EDITORIAL.
Discretamente, casi a hurtadillas, el Fiscal General del Estado, Gabriel Verduzco Rodríguez, entregó su Segundo Informe de Labores al Congreso del Estado, sin exponerse a los cuestionamientos de los legisladores, como sí ocurrió el año pasado cuando rindió su Primer Informe.
Esta ocasión, la mañana del lunes un pequeño grupo de legisladores estuvo de acuerdo en recibir el documento fuera de sesión, en un acto semiprivado en el que hubo breves intervenciones, pero en realidad el funcionario no rindió cuentas ni se sometió a preguntas o críticas que pudieran tornarse incómodas.
El informe fue recibido por el diputado Carlos César Farías Ramos, presidente de la Comisión de Gobierno Interno y Acuerdos Parlamentarios; y el vicepresidente del Congreso local, en funciones de Presidente, Guillermo Toscano Reyes.
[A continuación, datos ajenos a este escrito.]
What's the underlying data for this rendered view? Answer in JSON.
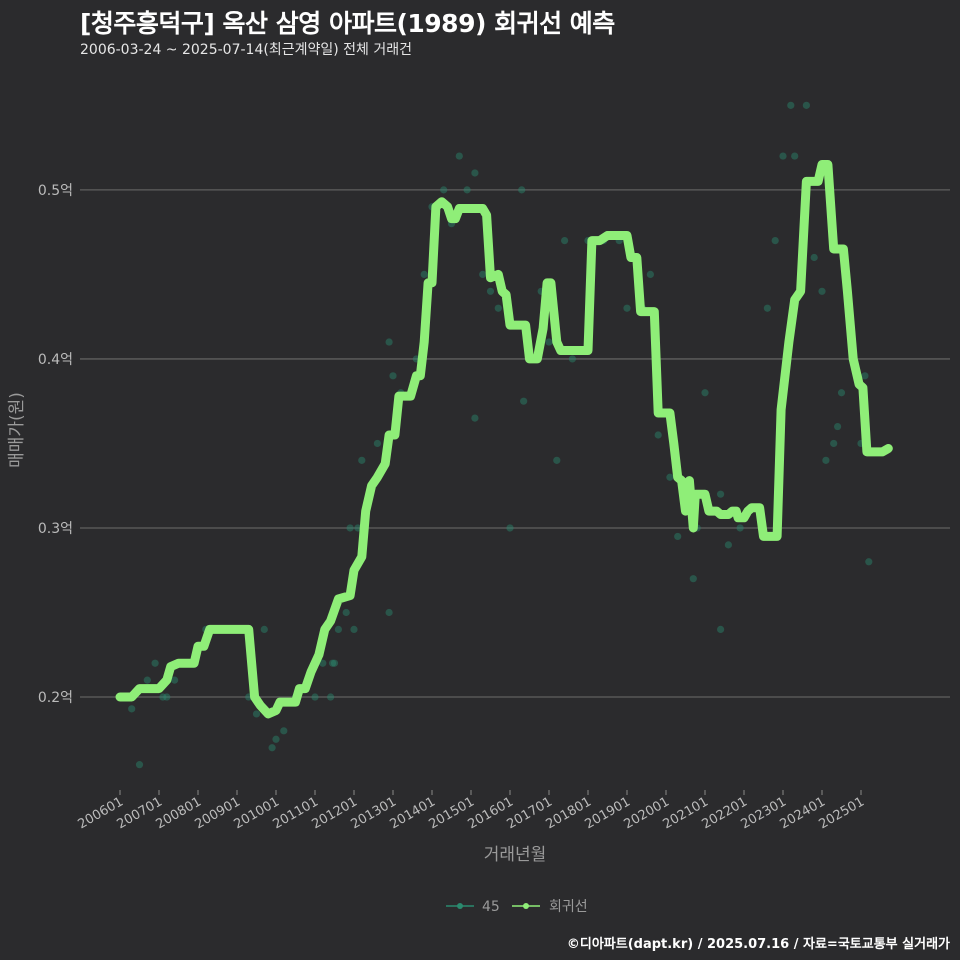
{
  "title": "[청주흥덕구] 옥산 삼영 아파트(1989) 회귀선 예측",
  "subtitle": "2006-03-24 ~ 2025-07-14(최근계약일) 전체 거래건",
  "footer": "©디아파트(dapt.kr) / 2025.07.16 / 자료=국토교통부 실거래가",
  "chart_data": {
    "type": "line",
    "xlabel": "거래년월",
    "ylabel": "매매가(원)",
    "x_range": [
      2006.0,
      2025.9
    ],
    "ylim": [
      0.145,
      0.565
    ],
    "y_ticks": [
      {
        "value": 0.2,
        "label": "0.2억"
      },
      {
        "value": 0.3,
        "label": "0.3억"
      },
      {
        "value": 0.4,
        "label": "0.4억"
      },
      {
        "value": 0.5,
        "label": "0.5억"
      }
    ],
    "x_ticks": [
      {
        "value": 2006,
        "label": "200601"
      },
      {
        "value": 2007,
        "label": "200701"
      },
      {
        "value": 2008,
        "label": "200801"
      },
      {
        "value": 2009,
        "label": "200901"
      },
      {
        "value": 2010,
        "label": "201001"
      },
      {
        "value": 2011,
        "label": "201101"
      },
      {
        "value": 2012,
        "label": "201201"
      },
      {
        "value": 2013,
        "label": "201301"
      },
      {
        "value": 2014,
        "label": "201401"
      },
      {
        "value": 2015,
        "label": "201501"
      },
      {
        "value": 2016,
        "label": "201601"
      },
      {
        "value": 2017,
        "label": "201701"
      },
      {
        "value": 2018,
        "label": "201801"
      },
      {
        "value": 2019,
        "label": "201901"
      },
      {
        "value": 2020,
        "label": "202001"
      },
      {
        "value": 2021,
        "label": "202101"
      },
      {
        "value": 2022,
        "label": "202201"
      },
      {
        "value": 2023,
        "label": "202301"
      },
      {
        "value": 2024,
        "label": "202401"
      },
      {
        "value": 2025,
        "label": "202501"
      }
    ],
    "legend": [
      {
        "name": "45",
        "color": "#2a8a6e"
      },
      {
        "name": "회귀선",
        "color": "#8fee78"
      }
    ],
    "series": [
      {
        "name": "45",
        "type": "scatter",
        "color": "#2a8a6e",
        "points": [
          [
            2006.2,
            0.2
          ],
          [
            2006.3,
            0.193
          ],
          [
            2006.5,
            0.16
          ],
          [
            2006.7,
            0.21
          ],
          [
            2006.9,
            0.22
          ],
          [
            2007.1,
            0.2
          ],
          [
            2007.2,
            0.2
          ],
          [
            2007.4,
            0.21
          ],
          [
            2007.6,
            0.22
          ],
          [
            2007.8,
            0.22
          ],
          [
            2008.0,
            0.23
          ],
          [
            2008.2,
            0.24
          ],
          [
            2008.5,
            0.24
          ],
          [
            2008.8,
            0.24
          ],
          [
            2009.1,
            0.24
          ],
          [
            2009.3,
            0.2
          ],
          [
            2009.5,
            0.19
          ],
          [
            2009.7,
            0.24
          ],
          [
            2009.9,
            0.17
          ],
          [
            2010.0,
            0.175
          ],
          [
            2010.2,
            0.18
          ],
          [
            2010.5,
            0.2
          ],
          [
            2010.8,
            0.21
          ],
          [
            2011.0,
            0.2
          ],
          [
            2011.2,
            0.22
          ],
          [
            2011.4,
            0.2
          ],
          [
            2011.45,
            0.22
          ],
          [
            2011.5,
            0.22
          ],
          [
            2011.6,
            0.24
          ],
          [
            2011.8,
            0.25
          ],
          [
            2011.9,
            0.3
          ],
          [
            2012.0,
            0.24
          ],
          [
            2012.1,
            0.3
          ],
          [
            2012.2,
            0.34
          ],
          [
            2012.4,
            0.32
          ],
          [
            2012.6,
            0.35
          ],
          [
            2012.9,
            0.25
          ],
          [
            2012.9,
            0.41
          ],
          [
            2013.0,
            0.39
          ],
          [
            2013.2,
            0.38
          ],
          [
            2013.6,
            0.4
          ],
          [
            2013.8,
            0.45
          ],
          [
            2014.0,
            0.49
          ],
          [
            2014.3,
            0.5
          ],
          [
            2014.4,
            0.49
          ],
          [
            2014.5,
            0.48
          ],
          [
            2014.7,
            0.52
          ],
          [
            2014.9,
            0.5
          ],
          [
            2015.1,
            0.51
          ],
          [
            2015.1,
            0.365
          ],
          [
            2015.3,
            0.45
          ],
          [
            2015.5,
            0.44
          ],
          [
            2015.7,
            0.43
          ],
          [
            2016.0,
            0.3
          ],
          [
            2016.2,
            0.42
          ],
          [
            2016.3,
            0.5
          ],
          [
            2016.35,
            0.375
          ],
          [
            2016.5,
            0.4
          ],
          [
            2016.8,
            0.44
          ],
          [
            2017.0,
            0.41
          ],
          [
            2017.2,
            0.34
          ],
          [
            2017.4,
            0.47
          ],
          [
            2017.6,
            0.4
          ],
          [
            2018.0,
            0.47
          ],
          [
            2018.4,
            0.47
          ],
          [
            2018.8,
            0.47
          ],
          [
            2019.0,
            0.43
          ],
          [
            2019.4,
            0.43
          ],
          [
            2019.6,
            0.45
          ],
          [
            2019.8,
            0.355
          ],
          [
            2020.1,
            0.33
          ],
          [
            2020.3,
            0.295
          ],
          [
            2020.5,
            0.32
          ],
          [
            2020.7,
            0.27
          ],
          [
            2020.8,
            0.3
          ],
          [
            2021.0,
            0.38
          ],
          [
            2021.2,
            0.31
          ],
          [
            2021.4,
            0.24
          ],
          [
            2021.4,
            0.32
          ],
          [
            2021.6,
            0.29
          ],
          [
            2021.9,
            0.3
          ],
          [
            2022.1,
            0.31
          ],
          [
            2022.6,
            0.43
          ],
          [
            2022.8,
            0.47
          ],
          [
            2023.0,
            0.52
          ],
          [
            2023.2,
            0.55
          ],
          [
            2023.3,
            0.52
          ],
          [
            2023.6,
            0.55
          ],
          [
            2023.8,
            0.46
          ],
          [
            2024.0,
            0.44
          ],
          [
            2024.1,
            0.34
          ],
          [
            2024.3,
            0.35
          ],
          [
            2024.4,
            0.36
          ],
          [
            2024.5,
            0.38
          ],
          [
            2025.0,
            0.35
          ],
          [
            2025.1,
            0.39
          ],
          [
            2025.2,
            0.28
          ]
        ]
      },
      {
        "name": "회귀선",
        "type": "line",
        "color": "#8fee78",
        "points": [
          [
            2006.0,
            0.2
          ],
          [
            2006.3,
            0.2
          ],
          [
            2006.5,
            0.205
          ],
          [
            2007.0,
            0.205
          ],
          [
            2007.2,
            0.21
          ],
          [
            2007.3,
            0.218
          ],
          [
            2007.5,
            0.22
          ],
          [
            2007.9,
            0.22
          ],
          [
            2008.0,
            0.23
          ],
          [
            2008.15,
            0.23
          ],
          [
            2008.3,
            0.24
          ],
          [
            2009.3,
            0.24
          ],
          [
            2009.45,
            0.2
          ],
          [
            2009.6,
            0.195
          ],
          [
            2009.8,
            0.19
          ],
          [
            2010.0,
            0.192
          ],
          [
            2010.1,
            0.197
          ],
          [
            2010.5,
            0.197
          ],
          [
            2010.6,
            0.205
          ],
          [
            2010.75,
            0.205
          ],
          [
            2010.9,
            0.215
          ],
          [
            2011.1,
            0.225
          ],
          [
            2011.25,
            0.24
          ],
          [
            2011.4,
            0.245
          ],
          [
            2011.6,
            0.258
          ],
          [
            2011.9,
            0.26
          ],
          [
            2012.0,
            0.275
          ],
          [
            2012.2,
            0.283
          ],
          [
            2012.3,
            0.31
          ],
          [
            2012.45,
            0.325
          ],
          [
            2012.6,
            0.33
          ],
          [
            2012.8,
            0.338
          ],
          [
            2012.9,
            0.355
          ],
          [
            2013.05,
            0.355
          ],
          [
            2013.15,
            0.378
          ],
          [
            2013.45,
            0.378
          ],
          [
            2013.6,
            0.39
          ],
          [
            2013.7,
            0.39
          ],
          [
            2013.8,
            0.41
          ],
          [
            2013.9,
            0.445
          ],
          [
            2014.0,
            0.445
          ],
          [
            2014.1,
            0.49
          ],
          [
            2014.25,
            0.493
          ],
          [
            2014.4,
            0.49
          ],
          [
            2014.5,
            0.483
          ],
          [
            2014.6,
            0.483
          ],
          [
            2014.7,
            0.489
          ],
          [
            2015.3,
            0.489
          ],
          [
            2015.4,
            0.485
          ],
          [
            2015.5,
            0.448
          ],
          [
            2015.7,
            0.45
          ],
          [
            2015.8,
            0.44
          ],
          [
            2015.9,
            0.438
          ],
          [
            2016.0,
            0.42
          ],
          [
            2016.4,
            0.42
          ],
          [
            2016.5,
            0.4
          ],
          [
            2016.7,
            0.4
          ],
          [
            2016.85,
            0.418
          ],
          [
            2016.95,
            0.445
          ],
          [
            2017.05,
            0.445
          ],
          [
            2017.2,
            0.41
          ],
          [
            2017.3,
            0.405
          ],
          [
            2018.0,
            0.405
          ],
          [
            2018.1,
            0.47
          ],
          [
            2018.3,
            0.47
          ],
          [
            2018.5,
            0.473
          ],
          [
            2019.0,
            0.473
          ],
          [
            2019.1,
            0.46
          ],
          [
            2019.25,
            0.46
          ],
          [
            2019.35,
            0.428
          ],
          [
            2019.7,
            0.428
          ],
          [
            2019.8,
            0.368
          ],
          [
            2020.1,
            0.368
          ],
          [
            2020.2,
            0.35
          ],
          [
            2020.3,
            0.33
          ],
          [
            2020.4,
            0.328
          ],
          [
            2020.5,
            0.31
          ],
          [
            2020.6,
            0.328
          ],
          [
            2020.7,
            0.3
          ],
          [
            2020.75,
            0.32
          ],
          [
            2021.0,
            0.32
          ],
          [
            2021.1,
            0.31
          ],
          [
            2021.3,
            0.31
          ],
          [
            2021.4,
            0.308
          ],
          [
            2021.6,
            0.308
          ],
          [
            2021.7,
            0.31
          ],
          [
            2021.8,
            0.31
          ],
          [
            2021.85,
            0.306
          ],
          [
            2022.0,
            0.306
          ],
          [
            2022.1,
            0.31
          ],
          [
            2022.2,
            0.312
          ],
          [
            2022.4,
            0.312
          ],
          [
            2022.5,
            0.295
          ],
          [
            2022.85,
            0.295
          ],
          [
            2022.95,
            0.37
          ],
          [
            2023.15,
            0.41
          ],
          [
            2023.3,
            0.435
          ],
          [
            2023.45,
            0.44
          ],
          [
            2023.6,
            0.505
          ],
          [
            2023.9,
            0.505
          ],
          [
            2024.0,
            0.515
          ],
          [
            2024.15,
            0.515
          ],
          [
            2024.3,
            0.465
          ],
          [
            2024.55,
            0.465
          ],
          [
            2024.65,
            0.44
          ],
          [
            2024.8,
            0.4
          ],
          [
            2024.95,
            0.385
          ],
          [
            2025.05,
            0.383
          ],
          [
            2025.15,
            0.345
          ],
          [
            2025.55,
            0.345
          ],
          [
            2025.7,
            0.347
          ]
        ]
      }
    ]
  }
}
En su intervención el diputado Guillermo Toscano celebró que en el cumplimiento a lo dispuesto en la ley se realice la entrega del Segundo Informe, además de que reconoció el trabajo que realiza la Fiscalía como órgano autónomo: “sabemos del trabajo que está realizando y de antemano tiene el respaldo del Congreso del Estado para seguir trabajando en beneficio de los colimenses”.
El diputado Carlos César Farías indicó que ese acto es con motivo de que el Fiscal da cumplimiento al artículo 82 de la Ley Orgánica de la Fiscalía General de Estado, y en él hizo entrega de su segundo informe de trabajo al frente de la Fiscalía General del Estado de Colima.
En su intervención, el Fiscal General, Gabriel Verduzco Rodríguez expresó su profundo respeto al Poder Legislativo, con el cual –dijo- se ha trabajado de la mano; así mismo manifestó su agradecimiento a su familia, al personal de la Fiscalía, a las autoridades federales, fuerzas armadas, al Poder Ejecutivo y al Poder Judicial; manifestó que inicia un nuevo año de labores en el cual se trabajará con los mismos lineamientos y el mismo compromiso de sacar adelante el trabajo de la Fiscalía General.
Sin embargo, más allá del intercambio de adulaciones no se reflexionó ni se discutió o debatió la situación actual de impunidad que enfrenta el estado de Colima en casi todos los delitos, situación que compete de manera directa a la Fiscalía General del Estado, que es la responsable de perseguir los delitos y procurar que se haga justicia.
Tampoco se habló del número creciente homicidios dolosos y feminicidios, así como el número de personas desaparecidas. En este último caso sólo habla de los casos en los que las víctimas fueron localizadas, pero el comunicado no se refiere a las personas que permanecen desaparecidas.
En realidad son múltiples los aspectos mediante los cuales el fiscal general del Estado se encuentra endeudado con los colimenses y tal vez fue por ello que rehuyó la posibilidad de que algún legislador exhibiera sus carencias y sus fallas, o bien que se descubra una eventual situación de corrupción que mantiene a Colima sumida en la violencia.
Esta vez, aunque el fiscal entregó su informe, no se cumplió con la rendición de cuentas de cara al pueblo. Lástima que el Congreso no lo sentó en el banquillo para que responda por todo aquello que causa agravio a la sociedad colimense, porque seguramente tendría cosas muy importantes que explicar, desde los móviles de grandes investigaciones como los asesinatos de Silverio Cavazos Ceballos, Jaime Vázquez Montes, Crispín Gutiérrez Moreno, Francis Anel Bueno Sánchez o los atentados contra Fernando Moreno Peña y Griselda Martínez Martínez.
También tendría que explicar el notable incremento del narcomenudeo, que prácticamente se encuentra fuera de control, y el asesinato del adolescente en la casa del exsecretario de Turismo, entre muchos otros pendientes.
Lo anterior y muchas cosas más seguramente forman parte de la explicación por la que el fiscal, con ayuda de algunos de los diputados, rehuyó enfrentar cuestionamientos.